# Yamaha 9.9hp 4-stroke



## WagTheDog (Apr 15, 2008)

Hi all,

I recently took ownership of a beaten up 1978 Lancer 28. The engine however appears to be in good condition. It's a 2002 Yamaha 9.9hp regular shaft, set up for remote control from the cockpit. One of the other boat owners came over yesterday and told me that I should replace the water pump immediately. The boat has been on the hard for some time and my sense is that the motor has not been used much. Now, trying to get the boat into the water in as cost effective a way as possible (and haveing already racked up a substantial bill on paint, coating and a bunch of other stuff), that's the last thing I need to hear. 

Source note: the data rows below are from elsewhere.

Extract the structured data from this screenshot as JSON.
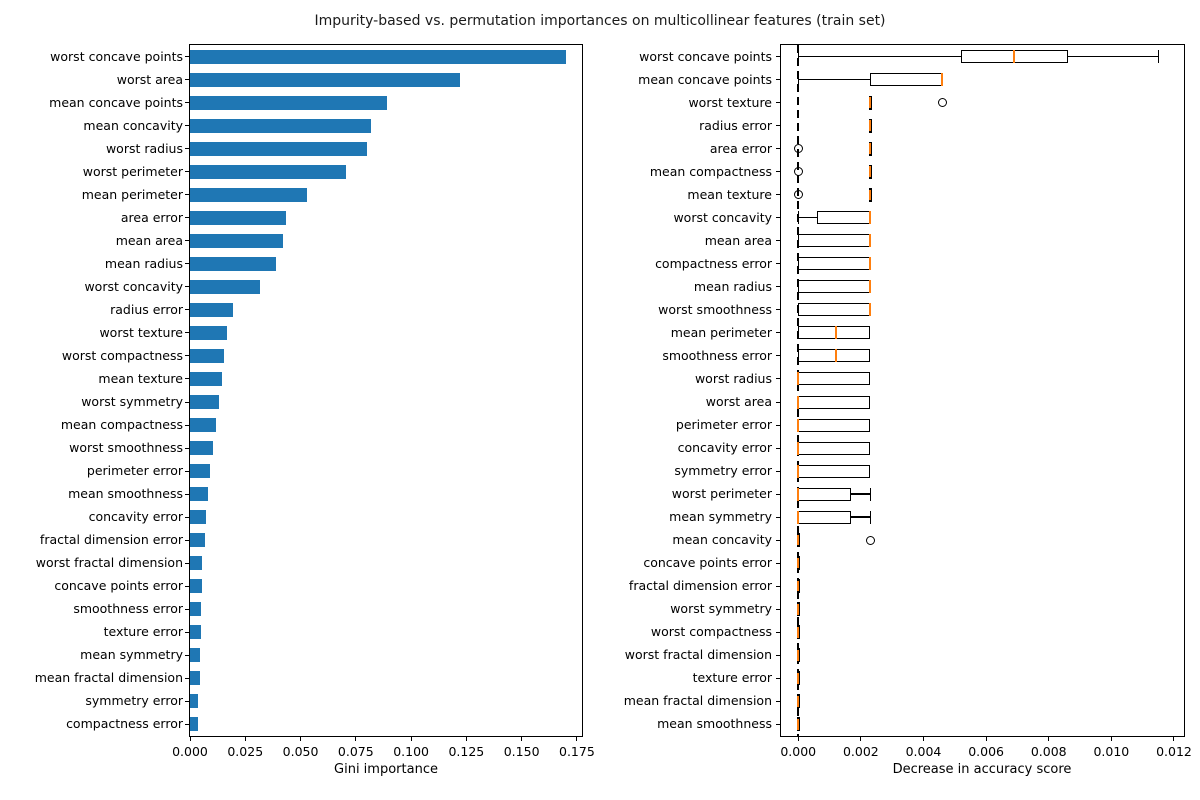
{
  "figure": {
    "title": "Impurity-based vs. permutation importances on multicollinear features (train set)"
  },
  "chart_data": [
    {
      "type": "bar",
      "orientation": "horizontal",
      "xlabel": "Gini importance",
      "bar_color": "#1f77b4",
      "xlim": [
        0,
        0.1773
      ],
      "xticks": [
        0.0,
        0.025,
        0.05,
        0.075,
        0.1,
        0.125,
        0.15,
        0.175
      ],
      "xtick_labels": [
        "0.000",
        "0.025",
        "0.050",
        "0.075",
        "0.100",
        "0.125",
        "0.150",
        "0.175"
      ],
      "categories": [
        "worst concave points",
        "worst area",
        "mean concave points",
        "mean concavity",
        "worst radius",
        "worst perimeter",
        "mean perimeter",
        "area error",
        "mean area",
        "mean radius",
        "worst concavity",
        "radius error",
        "worst texture",
        "worst compactness",
        "mean texture",
        "worst symmetry",
        "mean compactness",
        "worst smoothness",
        "perimeter error",
        "mean smoothness",
        "concavity error",
        "fractal dimension error",
        "worst fractal dimension",
        "concave points error",
        "smoothness error",
        "texture error",
        "mean symmetry",
        "mean fractal dimension",
        "symmetry error",
        "compactness error"
      ],
      "values": [
        0.17,
        0.122,
        0.089,
        0.082,
        0.08,
        0.0705,
        0.0527,
        0.0432,
        0.0421,
        0.0391,
        0.0315,
        0.0193,
        0.0166,
        0.0156,
        0.0144,
        0.013,
        0.0117,
        0.0103,
        0.009,
        0.008,
        0.0072,
        0.0066,
        0.0055,
        0.0054,
        0.005,
        0.005,
        0.0045,
        0.0044,
        0.0037,
        0.0036
      ]
    },
    {
      "type": "boxplot",
      "orientation": "horizontal",
      "xlabel": "Decrease in accuracy score",
      "median_color": "#ff7f0e",
      "zero_line": true,
      "xlim": [
        -0.00055,
        0.01232
      ],
      "xticks": [
        0.0,
        0.002,
        0.004,
        0.006,
        0.008,
        0.01,
        0.012
      ],
      "xtick_labels": [
        "0.000",
        "0.002",
        "0.004",
        "0.006",
        "0.008",
        "0.010",
        "0.012"
      ],
      "categories": [
        "worst concave points",
        "mean concave points",
        "worst texture",
        "radius error",
        "area error",
        "mean compactness",
        "mean texture",
        "worst concavity",
        "mean area",
        "compactness error",
        "mean radius",
        "worst smoothness",
        "mean perimeter",
        "smoothness error",
        "worst radius",
        "worst area",
        "perimeter error",
        "concavity error",
        "symmetry error",
        "worst perimeter",
        "mean symmetry",
        "mean concavity",
        "concave points error",
        "fractal dimension error",
        "worst symmetry",
        "worst compactness",
        "worst fractal dimension",
        "texture error",
        "mean fractal dimension",
        "mean smoothness"
      ],
      "boxes": [
        {
          "whislo": 0.0,
          "q1": 0.0052,
          "med": 0.0069,
          "q3": 0.0086,
          "whishi": 0.0115,
          "fliers": []
        },
        {
          "whislo": 0.0,
          "q1": 0.0023,
          "med": 0.0046,
          "q3": 0.0046,
          "whishi": 0.0046,
          "fliers": []
        },
        {
          "whislo": 0.0023,
          "q1": 0.0023,
          "med": 0.0023,
          "q3": 0.0023,
          "whishi": 0.0023,
          "fliers": [
            0.0046
          ]
        },
        {
          "whislo": 0.0023,
          "q1": 0.0023,
          "med": 0.0023,
          "q3": 0.0023,
          "whishi": 0.0023,
          "fliers": []
        },
        {
          "whislo": 0.0023,
          "q1": 0.0023,
          "med": 0.0023,
          "q3": 0.0023,
          "whishi": 0.0023,
          "fliers": [
            0.0
          ]
        },
        {
          "whislo": 0.0023,
          "q1": 0.0023,
          "med": 0.0023,
          "q3": 0.0023,
          "whishi": 0.0023,
          "fliers": [
            0.0
          ]
        },
        {
          "whislo": 0.0023,
          "q1": 0.0023,
          "med": 0.0023,
          "q3": 0.0023,
          "whishi": 0.0023,
          "fliers": [
            0.0
          ]
        },
        {
          "whislo": 0.0,
          "q1": 0.0006,
          "med": 0.0023,
          "q3": 0.0023,
          "whishi": 0.0023,
          "fliers": []
        },
        {
          "whislo": 0.0,
          "q1": 0.0,
          "med": 0.0023,
          "q3": 0.0023,
          "whishi": 0.0023,
          "fliers": []
        },
        {
          "whislo": 0.0,
          "q1": 0.0,
          "med": 0.0023,
          "q3": 0.0023,
          "whishi": 0.0023,
          "fliers": []
        },
        {
          "whislo": 0.0,
          "q1": 0.0,
          "med": 0.0023,
          "q3": 0.0023,
          "whishi": 0.0023,
          "fliers": []
        },
        {
          "whislo": 0.0,
          "q1": 0.0,
          "med": 0.0023,
          "q3": 0.0023,
          "whishi": 0.0023,
          "fliers": []
        },
        {
          "whislo": 0.0,
          "q1": 0.0,
          "med": 0.0012,
          "q3": 0.0023,
          "whishi": 0.0023,
          "fliers": []
        },
        {
          "whislo": 0.0,
          "q1": 0.0,
          "med": 0.0012,
          "q3": 0.0023,
          "whishi": 0.0023,
          "fliers": []
        },
        {
          "whislo": 0.0,
          "q1": 0.0,
          "med": 0.0,
          "q3": 0.0023,
          "whishi": 0.0023,
          "fliers": []
        },
        {
          "whislo": 0.0,
          "q1": 0.0,
          "med": 0.0,
          "q3": 0.0023,
          "whishi": 0.0023,
          "fliers": []
        },
        {
          "whislo": 0.0,
          "q1": 0.0,
          "med": 0.0,
          "q3": 0.0023,
          "whishi": 0.0023,
          "fliers": []
        },
        {
          "whislo": 0.0,
          "q1": 0.0,
          "med": 0.0,
          "q3": 0.0023,
          "whishi": 0.0023,
          "fliers": []
        },
        {
          "whislo": 0.0,
          "q1": 0.0,
          "med": 0.0,
          "q3": 0.0023,
          "whishi": 0.0023,
          "fliers": []
        },
        {
          "whislo": 0.0,
          "q1": 0.0,
          "med": 0.0,
          "q3": 0.0017,
          "whishi": 0.0023,
          "fliers": []
        },
        {
          "whislo": 0.0,
          "q1": 0.0,
          "med": 0.0,
          "q3": 0.0017,
          "whishi": 0.0023,
          "fliers": []
        },
        {
          "whislo": 0.0,
          "q1": 0.0,
          "med": 0.0,
          "q3": 0.0,
          "whishi": 0.0,
          "fliers": [
            0.0023
          ]
        },
        {
          "whislo": 0.0,
          "q1": 0.0,
          "med": 0.0,
          "q3": 0.0,
          "whishi": 0.0,
          "fliers": []
        },
        {
          "whislo": 0.0,
          "q1": 0.0,
          "med": 0.0,
          "q3": 0.0,
          "whishi": 0.0,
          "fliers": []
        },
        {
          "whislo": 0.0,
          "q1": 0.0,
          "med": 0.0,
          "q3": 0.0,
          "whishi": 0.0,
          "fliers": []
        },
        {
          "whislo": 0.0,
          "q1": 0.0,
          "med": 0.0,
          "q3": 0.0,
          "whishi": 0.0,
          "fliers": []
        },
        {
          "whislo": 0.0,
          "q1": 0.0,
          "med": 0.0,
          "q3": 0.0,
          "whishi": 0.0,
          "fliers": []
        },
        {
          "whislo": 0.0,
          "q1": 0.0,
          "med": 0.0,
          "q3": 0.0,
          "whishi": 0.0,
          "fliers": []
        },
        {
          "whislo": 0.0,
          "q1": 0.0,
          "med": 0.0,
          "q3": 0.0,
          "whishi": 0.0,
          "fliers": []
        },
        {
          "whislo": 0.0,
          "q1": 0.0,
          "med": 0.0,
          "q3": 0.0,
          "whishi": 0.0,
          "fliers": []
        }
      ]
    }
  ]
}
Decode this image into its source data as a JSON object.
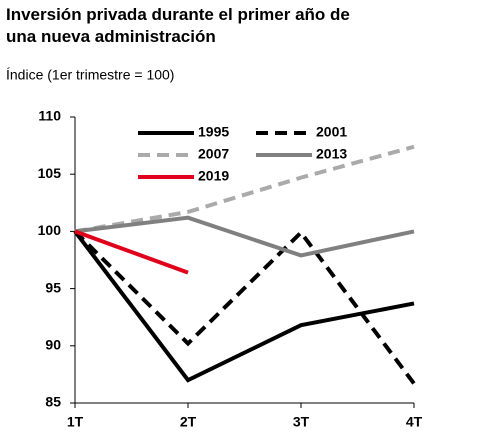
{
  "chart_data": {
    "type": "line",
    "title": "Inversión privada durante el primer año de una nueva administración",
    "subtitle": "Índice (1er trimestre = 100)",
    "categories": [
      "1T",
      "2T",
      "3T",
      "4T"
    ],
    "series": [
      {
        "name": "1995",
        "color": "#000000",
        "style": "solid",
        "values": [
          100,
          87.0,
          91.8,
          93.7
        ]
      },
      {
        "name": "2001",
        "color": "#000000",
        "style": "dashed",
        "values": [
          100,
          90.2,
          99.9,
          86.7
        ]
      },
      {
        "name": "2007",
        "color": "#aaaaaa",
        "style": "dashed",
        "values": [
          100,
          101.7,
          104.7,
          107.4
        ]
      },
      {
        "name": "2013",
        "color": "#808080",
        "style": "solid",
        "values": [
          100,
          101.2,
          97.9,
          100.0
        ]
      },
      {
        "name": "2019",
        "color": "#e0001b",
        "style": "solid",
        "values": [
          100,
          96.4,
          null,
          null
        ]
      }
    ],
    "ylim": [
      85,
      110
    ],
    "yticks": [
      85,
      90,
      95,
      100,
      105,
      110
    ],
    "grid": false,
    "legend": "top"
  }
}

Any thoughts on his comment/these engines in general? Oh, and by the way, if anyone has a owner's manual they would be willing to share by way of fax, that would be great.

Thanks!


----------



## sailingdog (Mar 19, 2006)

Wag-

It would probably be wise to replace the impeller in the water pump on the engine. If the engine has been sitting for a long time, the chances are very good that the impeller blades have taken a set, which will make them less effective and more likely to break off.


----------



## jimmyb116 (Feb 20, 2007)

Nah Yamaha impellers are bomb proof. I’m on my 5th Yamaha outboard never had any problem with cooling. The 8hp high trust on my sj24 has the original one, 3 years old and looks like brand new. I just checked it last week during spring service. Try it and if you have a good stream from the pee hole you are good to go.


----------



## chucklesR (Sep 17, 2007)

I'd at least pop the cover and take a look, and if the cover is off you might as well replace it. It's not much work and despite some folks luck - do you really want to be 5 miles out, find you have a problem with the sails, weather closing in and a overheated motor? Prudence says check it out and test it by running the motor in a bucket or with a hose adapter before you launch.
As for owners manuals, try here:
Outboard Owners Manuals


----------



## WagTheDog (Apr 15, 2008)

Chuck,

I'm inclined to agree with you. We have two small kids to boot and I'd hate to put them through a harrowing experience. I guess there's nothing wrong by erring on the side of caution. Thanks for the link to the owners manuals - I found it prior to my initial post but unfortunately the Yamaha web site does not allow for downloads or screen prints.

J


----------



## gershel (Feb 4, 2001)

chucklesR said:


> I'd at least pop the cover and take a look, and if the cover is off you might as well replace it. It's not much work and despite some folks luck - do you really want to be 5 miles out, find you have a problem with the sails, weather closing in and a overheated motor? Prudence says check it out and test it by running the motor in a bucket or with a hose adapter before you launch.
> As for owners manuals, try here:
> Outboard Owners Manuals


 Pop the cover? What cover? To change the impeller, the whole lower unit must be removed. Definitly not easy. Put a hose connected to earmuffs on, and run for a while. Check for a good flow from the pee-hole. If there is no flow, remove the thermostat, and try running without it. If that allows a good flow, then relace the thermostat. Easy to do. If no flow, then you will have to replace the impeller.
I learned this the hard way. Usually the impeller is OK.

Marc


----------



## WagTheDog (Apr 15, 2008)

Marc,

Thanks, that is the cost effective answer I was looking for. Now...let's hope that there's good flow when I run it as suggested. Just so as I know, where is the thermostat located?

Thanks,

John


----------



## gershel (Feb 4, 2001)

WagTheDog said:


> Marc,
> 
> Thanks, that is the cost effective answer I was looking for. Now...let's hope that there's good flow when I run it as suggested. Just so as I know, where is the thermostat located?
> 
> ...


Hi John, looking down on the top of the engine, remove the plastic flywheel cover. (thumbscrew aft, sliding alum. rod fwd). Thermostat housing is just aft and below the flywheel. 2-10mm bolts. Leave the water hose connected. Easy.
Good Luck, Marc


----------